Monday, 8 December 2014

Being Green in Majorca: Tips on Eco Tourism

Want to holiday in Majorca but don’t want to fall prey to the tourist traps, mega resorts and chain restaurants serving up imported products that you could have found at home?

Travelling in Majorca doesn’t have to entail building up a huge carbon footprint and being responsible for nasty noxious gases– there are things you can do to be green on your holiday, meaning you can get all that sun, sea and sangria guilt free.

Recently, environmental damage is often at the forefront of our minds when we take planes, trains and buses, allowing us to acknowledge the impact our carbon footprint is having on the environment. With dramatic alterations in weather patterns all over the globe, it’s thankfully becoming an issue that’s difficult to ignore, which means that eco-travel options are popping up all over the place for the more green minded traveller. 

Environmentally conscious hoteliers and farmers in rural Majorca are making it easier than ever to make sure your getaway is as eco-friendly as possible. And it doesn’t get any greener than Es Castell, which is an hour’s drive from the airport in Palma, nestled right into the island’s most beautiful rural surroundings. Here, the owners go to great lengths to ensure nothing is wasted, feeding food scraps to their farm animals and also reusing building materials to keep the 13th century hotel in tip top condition without buying new, where possible. They also make sure to employ local staff, use all local products and swap plastics in favour of glass bottles, basically ticking every eco-friendly box you may have.

Monnaber Nou is another option, and was the first rural hotel on the island. The property is stunning; surrounded by organic farms and orchards where they grow their own food to use in the restaurant. Dinners and glorious breakfasts on the terrace here will be the highlight of your trip (if you’re not a vegetarian) and will be complete with meat from the farm. They’ll also arrange guided tours into the countryside for you, so that you can learn more about what Majorca is doing to protect the landscape.

If neither of these locations tickle your fancy or they’re a little too remote for your liking, then typing ‘Agroturismo Mallorca’ into a search engine will bring up some equally enviable locations.

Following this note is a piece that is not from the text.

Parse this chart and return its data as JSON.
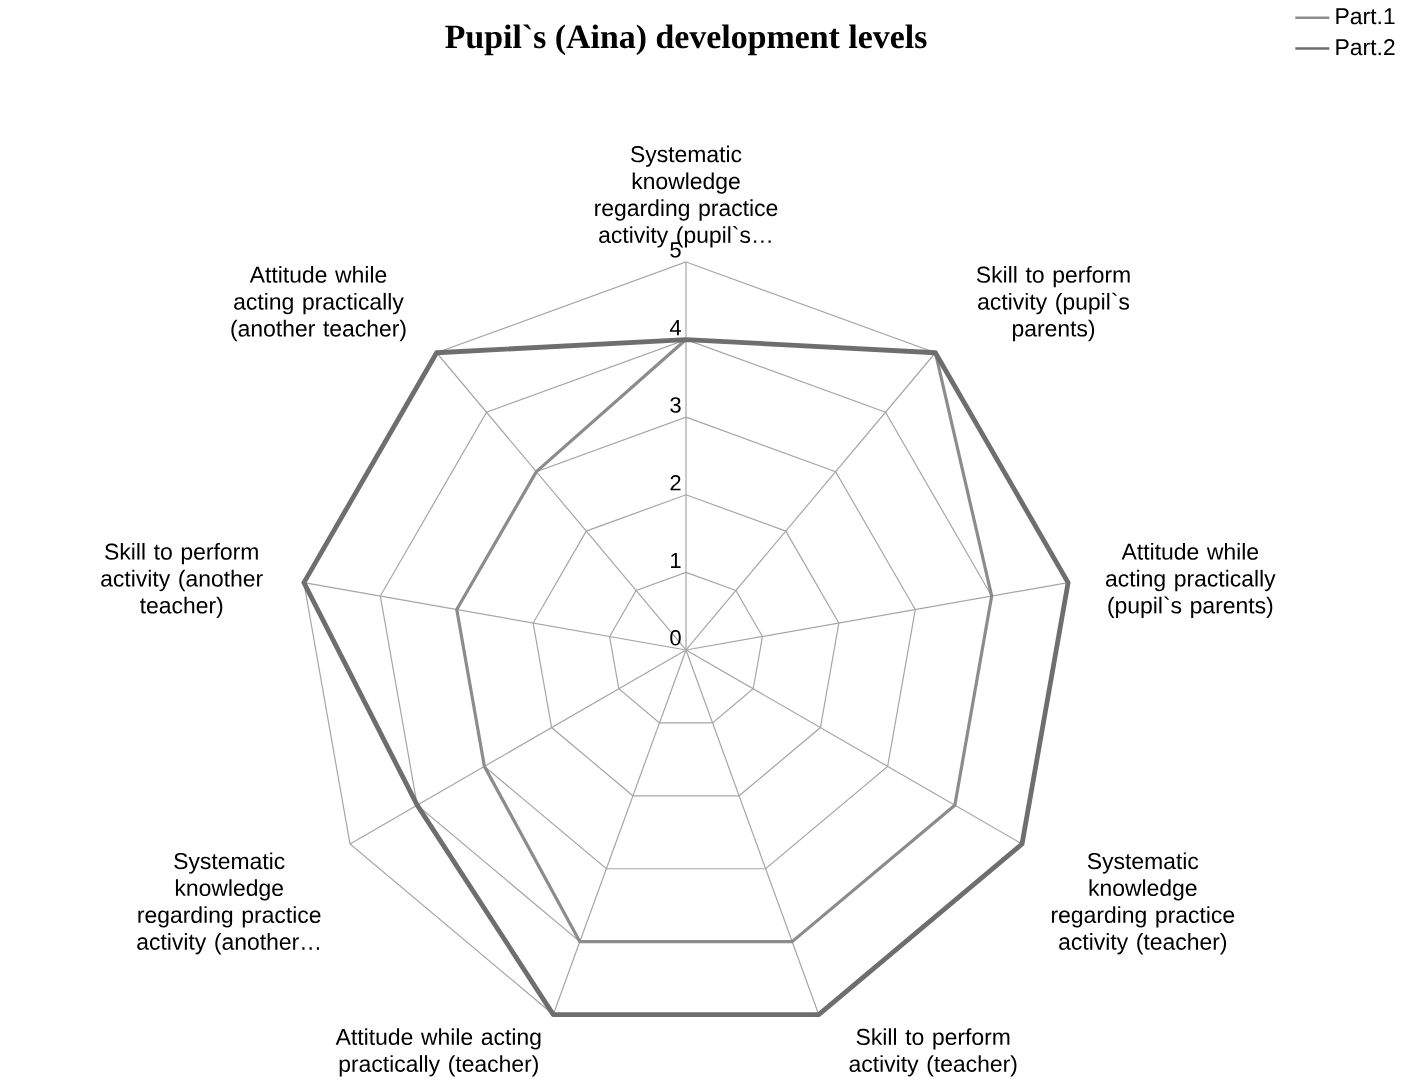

The biggest eco-supermarket in the whole of the Balearics is Yerbabuena in Palma, which is dedicated to organic food and promoting a sustainable lifestyle. Most of the organic supermarkets on the island are situated in Palma, unfortunately, but if you’re looking for groceries or just some healthy snacks to accompany your picnics in the park, then farmer’s markets take place all over the island every single day. (Check here for more details about when the markets are on). The best organic produce market is probably Mercado Ecologico de Palma, held on Saturday mornings in Plaça Bisbe Berenguer de Palou.

If it’s gifts and souvenirs you’re looking for, or something to give to any hosts you’re staying with, Ecologia in Palma sells eco-friendly items such as toys, cosmetics and even pens made out of corn. Or if you’re in the south, Ecoteca is a fantastic organic store in Santanyi.

In Palma and Palmanova, the eco-conscious Amadip Desment does good in more ways than one. This is a NPO organisation employing mentally handicapped people, and their restaurants offer home grown, organic produce. (Side note: this is a better for lunch than dinner).

At Ca Na Toneta, ‘catch of the day’ really means just that – the two sisters who run the restaurant make a morning visit to the port, and then base the evening’s dinner on their find. Healthy, organic goods are served alongside their own personal fruit stock.

Sometimes it’s finding things to do on your travels that proves most difficult when you want to remain environmentally friendly. Quad biking, motorbike tours and driving across the island and back are a big no-no for those of us who like to stay fume-free when we can. If you don’t fancy curling up with a book all week, then there are other ways you can have fun without the harm.

ProNature travel is a service which is hoping to promote rural tourism in Majorca, allowing travellers to appreciate the natural beauty of the untouched, litter-free parts of the island that haven’t been attacked by the big, corporate building companies and their lust for mega resorts. Their bird watching tours will guide you deep into the countryside, and the expert ornithologists will give you all the information you need as you witness black vultures and raptors first hand in the feeding zones laid out all over the mountains.

If you prefer to go it alone, then Mondrago National Park in the south has miles of zigzagging walking trails, with wetland, farmland and secluded beaches where you can swim in the crystal clear waters and take a mini underwater safari.

Alternatively, the Cabrera Archipelago Maritime Terrestrial National Park is a set of 19 islands off the south of Majorca, and can be reached by boat. (Although be careful as only 50 boats per day are permitted to enter, meaning you’d be wise to book in advance). Here, wildlife roams aplenty and free, with dolphins, whales and turtles swimming amongst breath-taking caves and corals. Snorkelling requires a permit, and fishing is completely banned, but as far as untouched nature goes – you won’t find better.

You can find even more information about ‘no frills’ excursions, secluded beaches, parks and treks here. Hopefully these glorious sights will remind you of the perks of being green, and why eco-travel is the most satisfying way to be a tourist.